With our water bills about to go up a hefty 28.2 percent over six years - on top of a 33 percent price hike just a few short years ago in 2010 - you'd think Duluth and Duluth-area residents would be splashing mad. You'd think they'd be packing public meetings.

But only about 20 people attended a chamber-sponsored public forum this week on the proposed rate hike - and at least three of them were city leaders there to explain while another handful were Duluth Area Chamber of Commerce officials there to host and several more were media types on hand to report.

Nonetheless, it easily was the best-attended public gathering so far on the water-rate increase proposed in May by the Duluth Public Utilities Commission. Two previous public meetings attracted a grand total of three citizens.

"All we can do is provide the opportunity" for water users to learn more and to weigh in, chamber President and CEO David Ross said at the forum Tuesday morning at Valentini's restaurant on London Road. "This is a big deal."

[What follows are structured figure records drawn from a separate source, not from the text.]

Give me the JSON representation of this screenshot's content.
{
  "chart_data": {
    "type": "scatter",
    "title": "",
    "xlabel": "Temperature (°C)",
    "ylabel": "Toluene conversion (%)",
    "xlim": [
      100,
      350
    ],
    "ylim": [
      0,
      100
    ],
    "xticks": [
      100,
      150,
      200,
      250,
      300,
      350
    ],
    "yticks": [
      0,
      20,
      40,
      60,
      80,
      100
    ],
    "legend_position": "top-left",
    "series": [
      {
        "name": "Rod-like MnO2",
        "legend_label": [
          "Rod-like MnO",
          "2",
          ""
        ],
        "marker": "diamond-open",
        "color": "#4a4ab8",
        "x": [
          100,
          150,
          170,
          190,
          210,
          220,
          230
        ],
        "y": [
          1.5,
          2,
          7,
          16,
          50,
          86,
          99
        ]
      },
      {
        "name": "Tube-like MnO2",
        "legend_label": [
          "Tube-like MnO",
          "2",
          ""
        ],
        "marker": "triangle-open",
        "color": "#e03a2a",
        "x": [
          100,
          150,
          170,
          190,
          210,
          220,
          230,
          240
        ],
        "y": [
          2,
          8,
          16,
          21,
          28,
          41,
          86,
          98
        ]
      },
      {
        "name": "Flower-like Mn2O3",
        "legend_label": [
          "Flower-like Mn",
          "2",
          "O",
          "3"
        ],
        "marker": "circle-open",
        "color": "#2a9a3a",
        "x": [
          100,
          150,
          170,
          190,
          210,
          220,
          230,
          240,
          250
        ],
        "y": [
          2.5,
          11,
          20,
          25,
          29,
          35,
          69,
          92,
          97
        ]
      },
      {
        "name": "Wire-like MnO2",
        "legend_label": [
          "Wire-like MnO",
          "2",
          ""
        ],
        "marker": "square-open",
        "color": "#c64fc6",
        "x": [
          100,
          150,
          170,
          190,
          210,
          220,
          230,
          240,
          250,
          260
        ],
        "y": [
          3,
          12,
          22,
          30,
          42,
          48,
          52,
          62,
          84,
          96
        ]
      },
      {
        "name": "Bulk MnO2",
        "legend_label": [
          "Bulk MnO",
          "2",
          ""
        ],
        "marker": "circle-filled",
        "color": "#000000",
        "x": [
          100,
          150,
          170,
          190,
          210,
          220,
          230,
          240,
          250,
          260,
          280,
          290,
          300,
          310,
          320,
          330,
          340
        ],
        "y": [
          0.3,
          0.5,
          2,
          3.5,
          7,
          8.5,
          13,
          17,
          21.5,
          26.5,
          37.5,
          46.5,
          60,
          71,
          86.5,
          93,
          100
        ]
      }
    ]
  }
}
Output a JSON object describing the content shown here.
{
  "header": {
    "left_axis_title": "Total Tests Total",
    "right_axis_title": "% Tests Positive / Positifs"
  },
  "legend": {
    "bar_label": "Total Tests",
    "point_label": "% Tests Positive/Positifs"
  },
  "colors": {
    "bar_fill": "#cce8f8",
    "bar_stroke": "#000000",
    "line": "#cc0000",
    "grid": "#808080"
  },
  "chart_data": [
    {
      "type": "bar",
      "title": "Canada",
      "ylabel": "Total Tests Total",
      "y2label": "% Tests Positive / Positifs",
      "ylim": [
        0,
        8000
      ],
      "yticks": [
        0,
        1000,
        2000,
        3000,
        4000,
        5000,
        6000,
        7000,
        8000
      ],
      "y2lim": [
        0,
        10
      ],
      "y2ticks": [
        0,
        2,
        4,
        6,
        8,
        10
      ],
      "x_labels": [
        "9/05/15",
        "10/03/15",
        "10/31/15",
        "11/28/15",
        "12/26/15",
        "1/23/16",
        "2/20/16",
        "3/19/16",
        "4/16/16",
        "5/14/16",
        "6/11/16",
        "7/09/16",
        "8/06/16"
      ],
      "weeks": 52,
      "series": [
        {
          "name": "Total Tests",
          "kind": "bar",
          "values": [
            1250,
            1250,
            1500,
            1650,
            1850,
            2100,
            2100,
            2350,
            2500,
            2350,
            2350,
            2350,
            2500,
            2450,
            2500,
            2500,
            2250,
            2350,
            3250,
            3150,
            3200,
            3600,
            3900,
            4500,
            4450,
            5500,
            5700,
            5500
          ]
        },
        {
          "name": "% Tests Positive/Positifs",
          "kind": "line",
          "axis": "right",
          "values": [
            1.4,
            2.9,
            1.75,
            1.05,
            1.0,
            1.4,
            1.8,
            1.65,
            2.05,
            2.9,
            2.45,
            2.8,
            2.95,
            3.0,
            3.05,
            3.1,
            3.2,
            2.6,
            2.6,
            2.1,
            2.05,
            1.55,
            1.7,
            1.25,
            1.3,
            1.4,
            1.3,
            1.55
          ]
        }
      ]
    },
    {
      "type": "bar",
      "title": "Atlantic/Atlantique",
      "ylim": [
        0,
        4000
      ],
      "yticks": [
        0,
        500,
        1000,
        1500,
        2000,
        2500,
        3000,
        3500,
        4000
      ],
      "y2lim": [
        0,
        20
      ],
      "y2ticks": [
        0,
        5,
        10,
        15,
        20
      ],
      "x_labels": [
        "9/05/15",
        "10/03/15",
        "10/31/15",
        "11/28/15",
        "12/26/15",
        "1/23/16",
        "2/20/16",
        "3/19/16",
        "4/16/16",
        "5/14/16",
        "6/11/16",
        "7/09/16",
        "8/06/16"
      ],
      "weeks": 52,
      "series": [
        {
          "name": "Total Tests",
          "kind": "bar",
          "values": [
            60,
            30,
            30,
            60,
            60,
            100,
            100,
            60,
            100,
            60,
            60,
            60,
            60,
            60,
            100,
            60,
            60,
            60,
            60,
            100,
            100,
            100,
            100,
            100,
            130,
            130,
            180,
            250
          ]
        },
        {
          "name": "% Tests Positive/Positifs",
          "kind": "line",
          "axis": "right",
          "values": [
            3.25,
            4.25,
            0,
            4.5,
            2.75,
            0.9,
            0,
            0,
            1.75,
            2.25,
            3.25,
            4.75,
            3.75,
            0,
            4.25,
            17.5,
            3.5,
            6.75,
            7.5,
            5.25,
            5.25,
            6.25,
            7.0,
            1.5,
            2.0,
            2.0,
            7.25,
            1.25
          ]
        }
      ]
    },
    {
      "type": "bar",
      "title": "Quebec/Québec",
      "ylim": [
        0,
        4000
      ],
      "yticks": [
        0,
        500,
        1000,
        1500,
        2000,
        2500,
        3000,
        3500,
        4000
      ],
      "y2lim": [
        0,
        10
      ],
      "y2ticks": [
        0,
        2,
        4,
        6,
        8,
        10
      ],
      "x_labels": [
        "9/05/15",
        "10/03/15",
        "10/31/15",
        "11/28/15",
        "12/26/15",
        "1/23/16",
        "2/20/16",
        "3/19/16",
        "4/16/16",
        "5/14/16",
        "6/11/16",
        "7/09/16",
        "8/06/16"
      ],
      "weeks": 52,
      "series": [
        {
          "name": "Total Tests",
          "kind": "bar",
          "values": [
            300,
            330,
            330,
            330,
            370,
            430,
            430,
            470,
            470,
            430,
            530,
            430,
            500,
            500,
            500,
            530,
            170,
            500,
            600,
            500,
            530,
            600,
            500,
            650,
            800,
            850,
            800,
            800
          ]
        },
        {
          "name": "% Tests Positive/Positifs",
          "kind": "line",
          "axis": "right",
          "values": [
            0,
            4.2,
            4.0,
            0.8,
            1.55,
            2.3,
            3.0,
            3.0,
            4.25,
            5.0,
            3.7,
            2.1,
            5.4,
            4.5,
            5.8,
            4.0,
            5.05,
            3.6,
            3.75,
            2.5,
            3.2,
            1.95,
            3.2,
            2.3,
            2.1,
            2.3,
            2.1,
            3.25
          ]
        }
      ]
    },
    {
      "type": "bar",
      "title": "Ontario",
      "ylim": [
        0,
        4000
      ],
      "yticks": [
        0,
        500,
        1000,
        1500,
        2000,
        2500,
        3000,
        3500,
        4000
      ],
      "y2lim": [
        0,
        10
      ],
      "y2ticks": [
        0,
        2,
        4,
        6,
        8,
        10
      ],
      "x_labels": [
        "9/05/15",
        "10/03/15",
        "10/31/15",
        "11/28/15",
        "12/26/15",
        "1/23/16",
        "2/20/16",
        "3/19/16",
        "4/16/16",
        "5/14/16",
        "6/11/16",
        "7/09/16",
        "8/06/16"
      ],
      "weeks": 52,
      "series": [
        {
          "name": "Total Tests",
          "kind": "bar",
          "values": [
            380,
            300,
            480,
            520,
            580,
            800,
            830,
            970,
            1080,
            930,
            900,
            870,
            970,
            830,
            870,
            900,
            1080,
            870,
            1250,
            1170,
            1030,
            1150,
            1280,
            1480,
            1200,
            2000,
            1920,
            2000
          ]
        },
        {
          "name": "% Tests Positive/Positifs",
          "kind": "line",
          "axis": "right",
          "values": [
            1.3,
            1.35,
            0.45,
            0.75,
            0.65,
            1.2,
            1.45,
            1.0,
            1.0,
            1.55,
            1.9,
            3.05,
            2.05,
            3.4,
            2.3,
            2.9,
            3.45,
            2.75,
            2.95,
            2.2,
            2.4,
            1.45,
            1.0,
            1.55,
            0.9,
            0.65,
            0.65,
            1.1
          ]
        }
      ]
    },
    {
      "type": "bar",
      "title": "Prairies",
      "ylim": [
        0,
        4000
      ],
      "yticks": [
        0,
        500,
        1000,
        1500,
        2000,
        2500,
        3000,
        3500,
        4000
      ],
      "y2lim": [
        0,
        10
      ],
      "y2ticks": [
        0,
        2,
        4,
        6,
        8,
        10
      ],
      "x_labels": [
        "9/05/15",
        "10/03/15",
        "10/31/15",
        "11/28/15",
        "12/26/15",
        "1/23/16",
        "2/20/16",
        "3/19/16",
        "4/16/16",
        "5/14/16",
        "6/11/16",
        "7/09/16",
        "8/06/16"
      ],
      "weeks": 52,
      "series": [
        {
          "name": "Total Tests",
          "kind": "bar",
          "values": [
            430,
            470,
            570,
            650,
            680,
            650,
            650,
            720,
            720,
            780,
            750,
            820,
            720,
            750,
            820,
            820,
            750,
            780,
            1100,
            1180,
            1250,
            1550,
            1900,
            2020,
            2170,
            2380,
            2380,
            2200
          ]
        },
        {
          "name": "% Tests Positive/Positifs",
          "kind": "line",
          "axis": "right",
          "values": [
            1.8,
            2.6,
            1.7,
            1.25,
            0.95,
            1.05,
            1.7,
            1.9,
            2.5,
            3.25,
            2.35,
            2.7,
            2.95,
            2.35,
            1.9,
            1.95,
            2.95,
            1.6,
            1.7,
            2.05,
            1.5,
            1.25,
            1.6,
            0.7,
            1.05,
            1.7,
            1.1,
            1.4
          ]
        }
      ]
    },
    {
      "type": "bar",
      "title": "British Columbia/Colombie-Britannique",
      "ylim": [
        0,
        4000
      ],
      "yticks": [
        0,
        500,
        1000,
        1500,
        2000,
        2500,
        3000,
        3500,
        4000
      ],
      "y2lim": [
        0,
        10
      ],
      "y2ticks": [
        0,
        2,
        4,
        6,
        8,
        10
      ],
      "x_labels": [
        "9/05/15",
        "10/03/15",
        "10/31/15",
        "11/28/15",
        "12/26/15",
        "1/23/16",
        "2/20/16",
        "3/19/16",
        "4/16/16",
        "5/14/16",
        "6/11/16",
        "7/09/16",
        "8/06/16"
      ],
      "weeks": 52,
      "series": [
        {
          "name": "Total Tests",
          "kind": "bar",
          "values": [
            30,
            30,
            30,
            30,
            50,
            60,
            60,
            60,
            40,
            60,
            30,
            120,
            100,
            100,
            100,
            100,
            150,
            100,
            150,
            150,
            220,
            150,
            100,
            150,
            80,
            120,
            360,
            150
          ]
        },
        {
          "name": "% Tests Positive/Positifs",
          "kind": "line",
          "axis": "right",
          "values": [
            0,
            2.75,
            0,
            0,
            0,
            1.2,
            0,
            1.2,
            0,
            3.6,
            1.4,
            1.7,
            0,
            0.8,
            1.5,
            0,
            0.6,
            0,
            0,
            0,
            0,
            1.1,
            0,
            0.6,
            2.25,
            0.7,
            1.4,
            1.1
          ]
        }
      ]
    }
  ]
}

It really is, even if Duluthians aren't taking notice. In addition to water system maintenance needs - some planned for and others that pop up unexpectedly - water pipes in Duluth are breaking or springing leaks nearly 300 times a year. And each time costs about $7,000 to fix, so that's nearly $2 million a year in spending on pipes. Back in the 1970s we had maybe three to five leaks or breaks a year, Eric Shaffer, Duluth's chief engineer of utilities, said at the forum.

The simple reality: our pipes are aging, rapidly, now. They're breaking down and in need of replacement, also now. Cast-iron water pipes dating back to the 1880s and 1890s were expected to last about 120 to 130 years. They're coming to the ends of their lives. Pipes installed in the 1910s had expected lifespans of about 100 years. That's coming to an end, too. And pipes put in in the 1960s and 1970s were expected to need replacement within about 50 to 60 years, which also is now.

Making matters worse, ductile iron pipes installed in Duluth in the 1990s proved to be incompatible with our clay soils. They're corroding and failing prematurely, Shaffer has said.

The Public Utilities Commission's proposal isn't even enough to really tackle the issue. But it would put the Duluth water utility's annual capital budget at $5 million, about double what it is now, and enough for the city to at least keep pace with problems. Also, it's a rate increase most Duluth-area water users should be able to absorb.

And maybe that's why they're not turning out in droves, because the proposal seems reasonable and necessary.

"We have a lot of low-income ratepayers in the system, and we have to be very thoughtful about those payers," said Jennifer Julsrud, vice president of the Duluth Public Utilities Commission. "We don't want to overburden people. ... (In addition), we have heard repeatedly from the business community that they want to be able to plan for this and budget for it, for any kind of rate increase. They want it spread out and predictable over a number of years. And so that's kind of what we've done."

"If I was in charge of the city and it was up to me," Shaffer said, "I would have said we need $10 million a year for 10 years to put $100 million into the water system. But the reality is people in Duluth and in the county have only so much money. ... If we can get $5 million a year, we should be able to get to our (goal of) four miles a year of pipe (replacement). ... Any year we don't put in four miles of pipe, the city is going backwards."

Duluth has had a comprehensive water system plan since about 2000. It prioritizes replacing pipes that are breaking most frequently, and it coordinates pipe work with road construction to reduce costs. As the worst pipes are replaced, it would make sense that annual maintenance costs will go down.

Users of Duluth's municipal water system will have at least two more opportunities to weigh in on the proposed rate hike prior to a final vote by the City Council. That vote is expected this fall, Jim Benning, Duluth's director of public works and utilities, told News Tribune Editorial Board members last month. Those additional public hearings aren't scheduled yet.

If approved, the first of the annual rate increases would take effect Jan. 1. Water users would be wise not to wait until then to engage on the issue or to be part of the conversation.